In an interview published Tuesday in the Chicago Sun-Times, Martie Maguire reaffirmed that the move was something the three members — her, her sister Emily Strayer and frontwoman Natalie Maines — had considered for a while before making it official.
"Even though we knew our fans knew us and knew our hearts and knew that there was no bad intention, we felt like we would make a strong statement as a band [by making the name change]," Maguire told the newspaper. "And we just couldn't do it fast enough."
The Chicks had long explained that their name, which included that reference to the Civil War-era South, was inspired by the 1973 song "Dixie Chicken," by Little Feat. And as Strayer told The Guardian in July 2020, the trio became leery of it amid the "racist rhetoric" being thrown around in 2016, when they began their last tour.
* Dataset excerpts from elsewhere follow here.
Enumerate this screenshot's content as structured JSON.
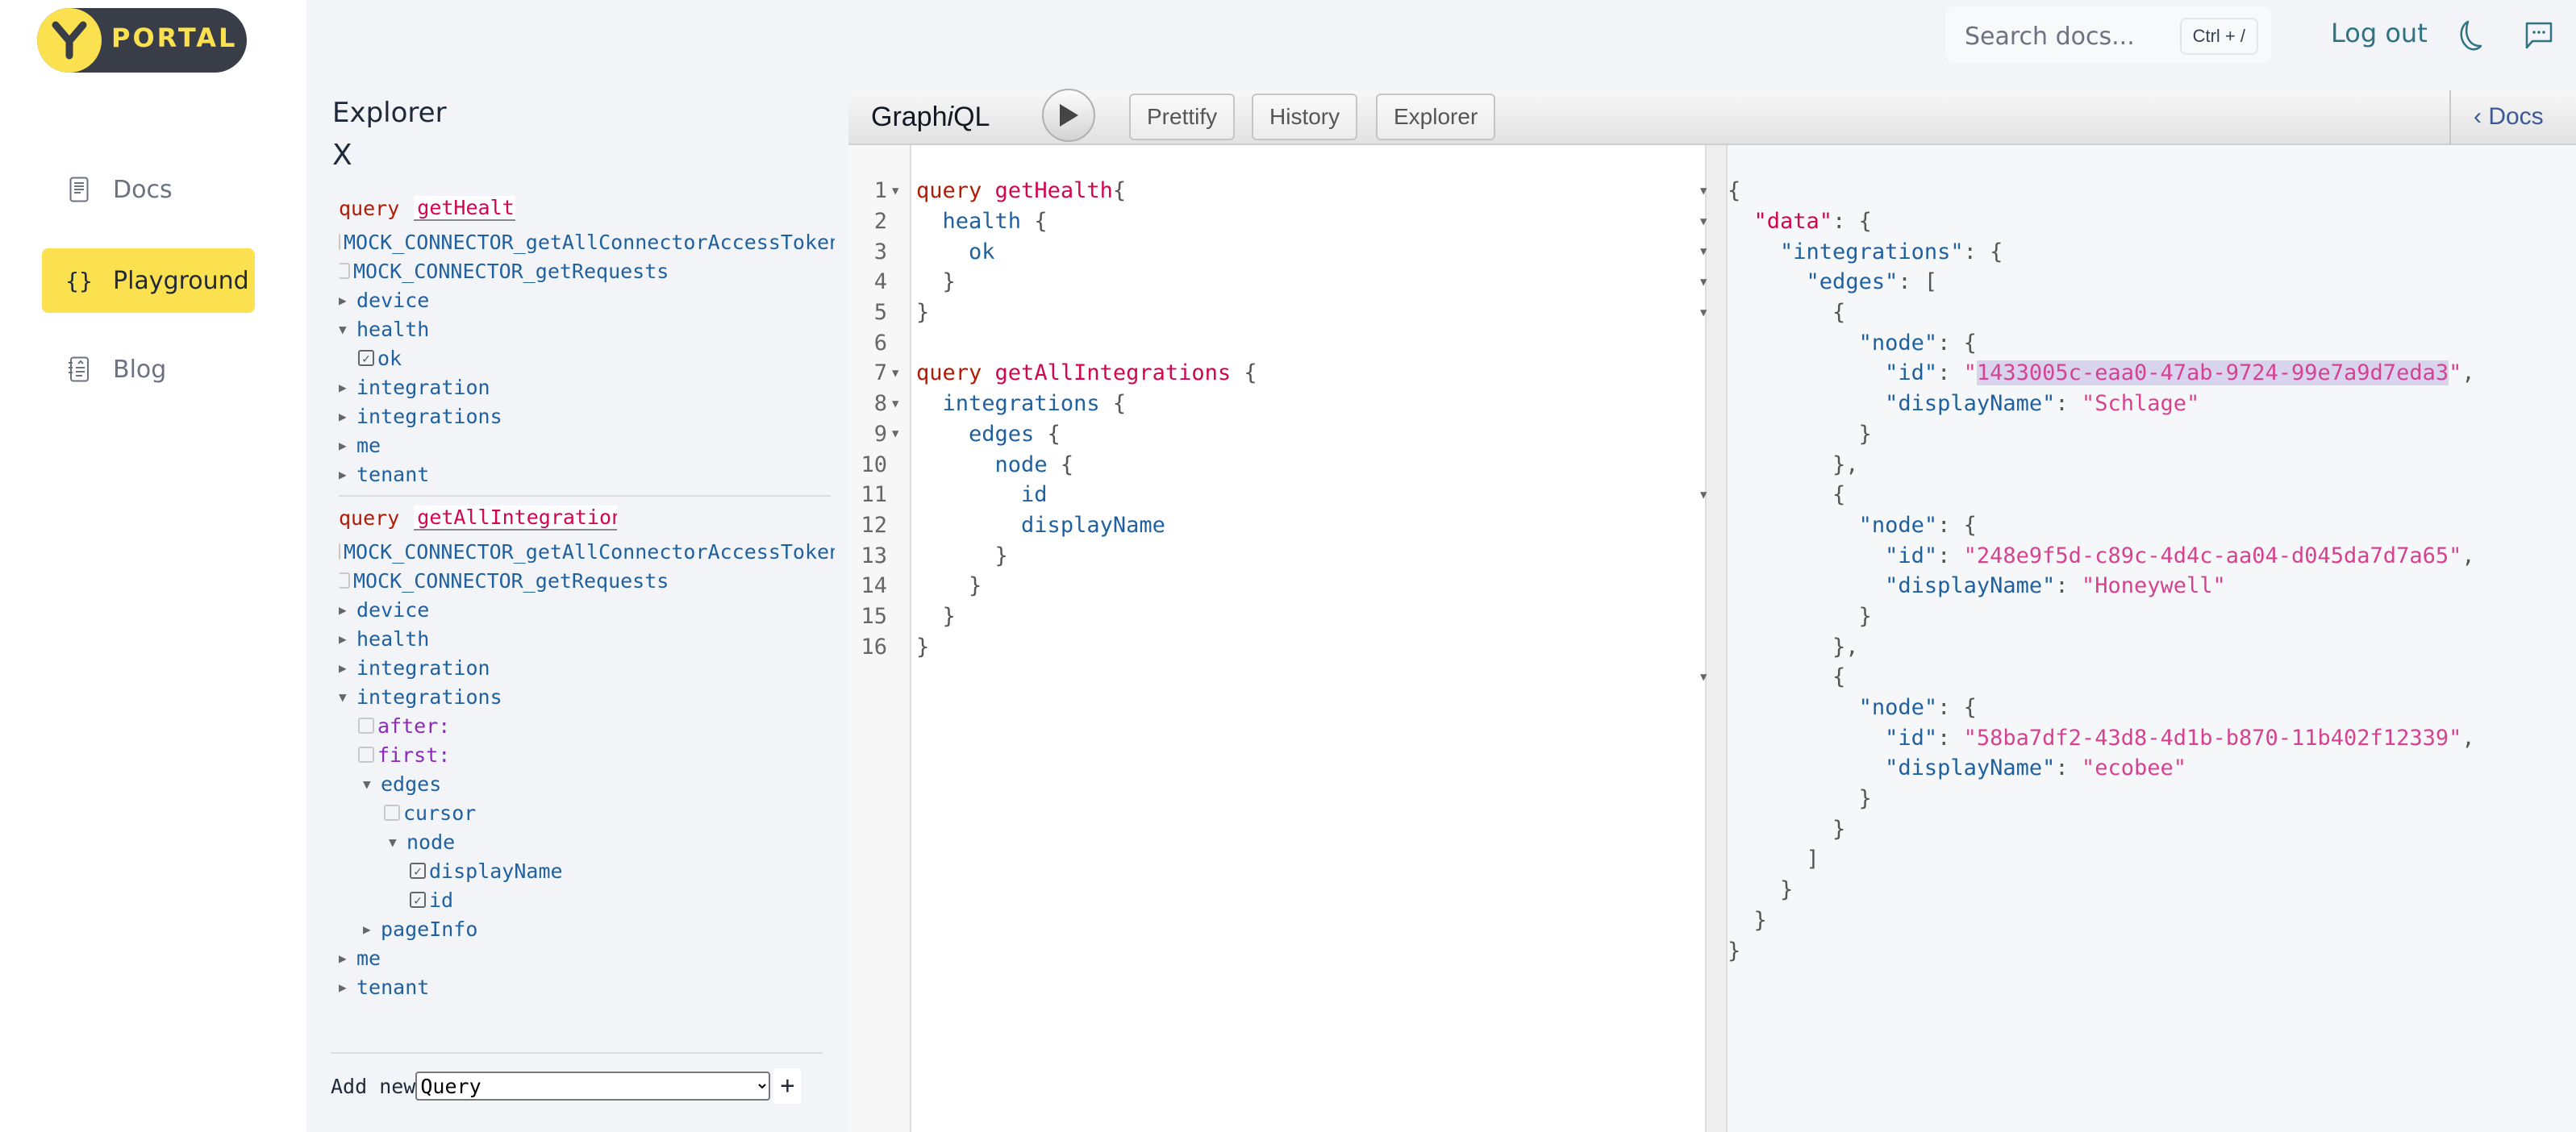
{
  "brand": {
    "logo_letter": "Y",
    "logo_text": "PORTAL",
    "accent": "#fbe04f",
    "dark": "#383d47"
  },
  "nav": {
    "items": [
      {
        "label": "Docs",
        "icon": "document-icon",
        "active": false
      },
      {
        "label": "Playground",
        "icon": "braces-icon",
        "active": true
      },
      {
        "label": "Blog",
        "icon": "blog-icon",
        "active": false
      }
    ]
  },
  "header": {
    "search_placeholder": "Search docs...",
    "search_shortcut": "Ctrl + /",
    "logout_label": "Log out",
    "theme_icon": "moon-icon",
    "feedback_icon": "chat-icon"
  },
  "explorer": {
    "title": "Explorer",
    "close_label": "X",
    "operations": [
      {
        "keyword": "query",
        "name": "getHealth",
        "mock_fields": [
          "MOCK_CONNECTOR_getAllConnectorAccessTokens",
          "MOCK_CONNECTOR_getRequests"
        ],
        "fields": [
          "device",
          "health",
          "ok",
          "integration",
          "integrations",
          "me",
          "tenant"
        ]
      },
      {
        "keyword": "query",
        "name": "getAllIntegrations",
        "mock_fields": [
          "MOCK_CONNECTOR_getAllConnectorAccessTokens",
          "MOCK_CONNECTOR_getRequests"
        ],
        "fields": [
          "device",
          "health",
          "integration",
          "integrations",
          "after:",
          "first:",
          "edges",
          "cursor",
          "node",
          "displayName",
          "id",
          "pageInfo",
          "me",
          "tenant"
        ]
      }
    ],
    "add_new_label": "Add new",
    "add_new_selected": "Query",
    "add_new_plus": "+"
  },
  "graphiql": {
    "title_prefix": "Graph",
    "title_italic": "i",
    "title_suffix": "QL",
    "run_icon": "play-icon",
    "buttons": {
      "prettify": "Prettify",
      "history": "History",
      "explorer": "Explorer"
    },
    "docs_label": "Docs"
  },
  "query_editor": {
    "lines": [
      {
        "n": "1",
        "fold": true
      },
      {
        "n": "2"
      },
      {
        "n": "3"
      },
      {
        "n": "4"
      },
      {
        "n": "5"
      },
      {
        "n": "6"
      },
      {
        "n": "7",
        "fold": true
      },
      {
        "n": "8",
        "fold": true
      },
      {
        "n": "9",
        "fold": true
      },
      {
        "n": "10"
      },
      {
        "n": "11"
      },
      {
        "n": "12"
      },
      {
        "n": "13"
      },
      {
        "n": "14"
      },
      {
        "n": "15"
      },
      {
        "n": "16"
      }
    ],
    "tokens": {
      "query": "query",
      "getHealth": "getHealth",
      "health": "health",
      "ok": "ok",
      "getAllIntegrations": "getAllIntegrations",
      "integrations": "integrations",
      "edges": "edges",
      "node": "node",
      "id": "id",
      "displayName": "displayName"
    }
  },
  "results": {
    "data_key": "\"data\"",
    "integrations_key": "\"integrations\"",
    "edges_key": "\"edges\"",
    "node_key": "\"node\"",
    "id_key": "\"id\"",
    "displayName_key": "\"displayName\"",
    "edges": [
      {
        "id": "1433005c-eaa0-47ab-9724-99e7a9d7eda3",
        "displayName": "Schlage"
      },
      {
        "id": "248e9f5d-c89c-4d4c-aa04-d045da7d7a65",
        "displayName": "Honeywell"
      },
      {
        "id": "58ba7df2-43d8-4d1b-b870-11b402f12339",
        "displayName": "ecobee"
      }
    ]
  }
}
The Chicks have teased that their new concert tour, which was postponed due to the pandemic, will get political. But that's not surprising, since the women are known for speaking out, as they did in the 2020 protest anthem "March March." They were infamously shunned from much of the country music community when, in 2003, Maines slammed then-President George W. Bush on a London stage days before the invasion of Iraq.
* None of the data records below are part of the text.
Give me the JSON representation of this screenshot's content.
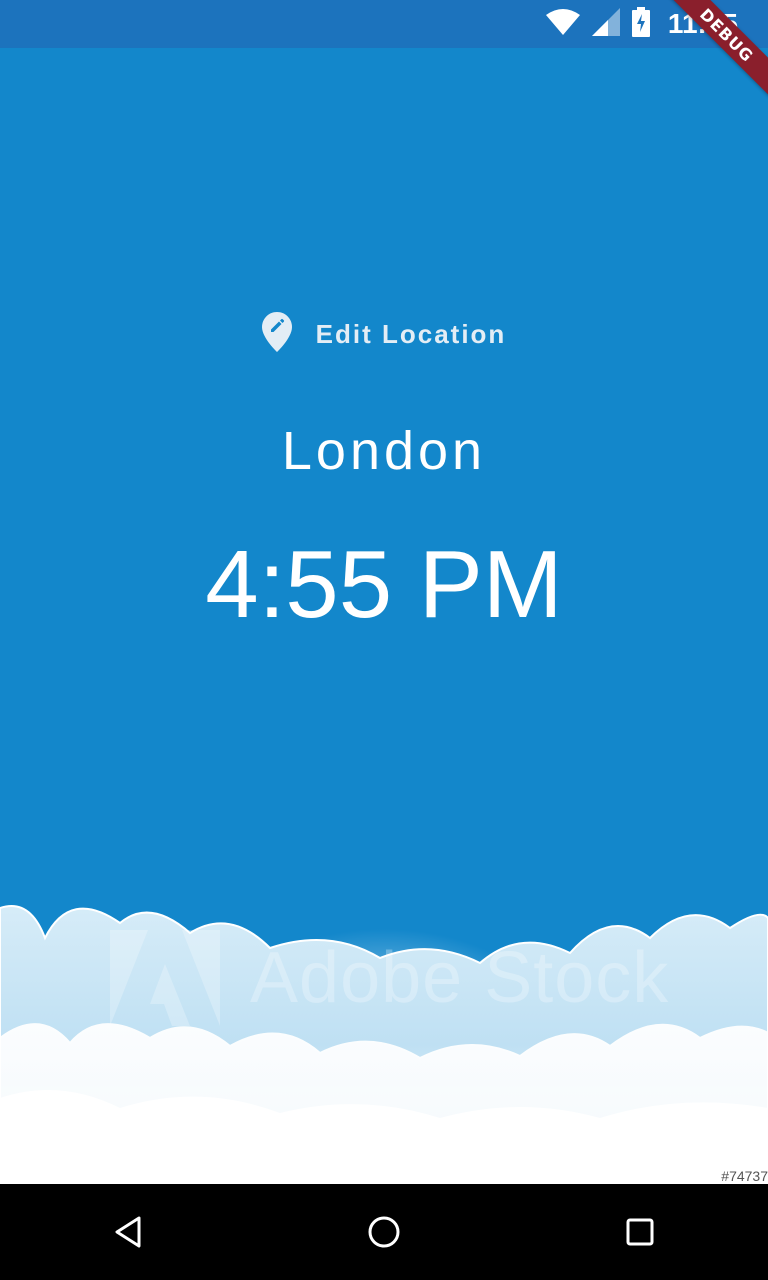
{
  "status_bar": {
    "time": "11:55",
    "icons": [
      "wifi-icon",
      "cell-signal-icon",
      "battery-charging-icon"
    ]
  },
  "debug_banner": {
    "label": "DEBUG"
  },
  "location_button": {
    "label": "Edit Location",
    "icon": "edit-location-icon"
  },
  "location": {
    "city": "London",
    "time": "4:55 PM"
  },
  "background": {
    "watermark_text": "Adobe Stock",
    "image_id": "#74737"
  },
  "nav_bar": {
    "buttons": [
      "back-icon",
      "home-icon",
      "recents-icon"
    ]
  },
  "colors": {
    "app_background": "#1387cb",
    "status_bar": "#1c73bd",
    "debug_banner": "#8a1f2c",
    "text": "#ffffff"
  }
}
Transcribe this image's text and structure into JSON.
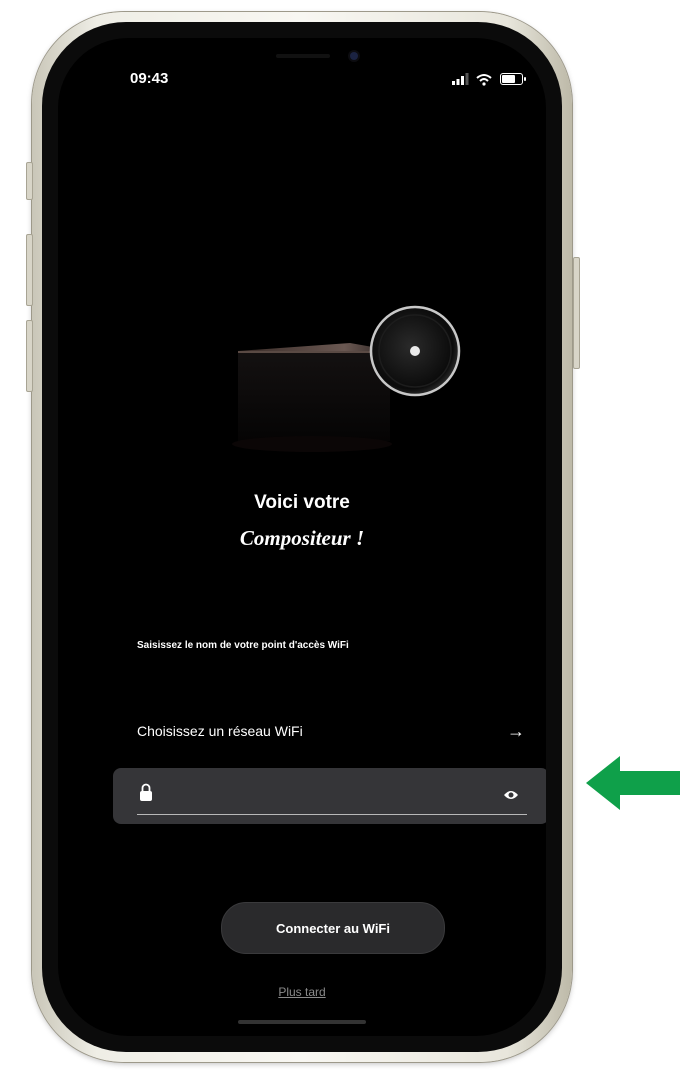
{
  "status_bar": {
    "time": "09:43",
    "icons": [
      "signal-icon",
      "wifi-icon",
      "battery-icon"
    ]
  },
  "device_image": {
    "name": "compositeur-device-illustration"
  },
  "title": {
    "line1": "Voici votre",
    "line2": "Compositeur !"
  },
  "prompt": "Saisissez le nom de votre point d'accès WiFi",
  "wifi_select": {
    "label": "Choisissez un réseau WiFi",
    "arrow": "→"
  },
  "password_field": {
    "value": "",
    "left_icon": "lock-icon",
    "right_icon": "eye-icon"
  },
  "connect_button": {
    "label": "Connecter au WiFi"
  },
  "later_link": {
    "label": "Plus tard"
  },
  "colors": {
    "screen_background": "#000000",
    "field_background": "#353538",
    "button_background": "#2a2a2c",
    "annotation_arrow": "#0fa04a"
  }
}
While Maines acknowledged in the Sun-Times interview that the Chicks get labeled as "the first people of cancel culture," she said that she didn't think the group actually had been canceled.
"It's interesting that people aren't really catching on to the ridiculousness of [cancel culture]," Maines added. "I mean, I'm all for some people getting canceled. If you have raped or molested a lot of females, then I'm all for you being canceled."
Strayer added that someone, for example, saying they hate a politician is simply giving their opinion.
"To me," Strayer said, "that's different than, like, we found 12 racist tweets from five years ago before you got famous. I mean, people have to be accountable. But at the same time, it's the people with the pitchforks and the 'I'm going to go get 'em' attitude that is really upsetting."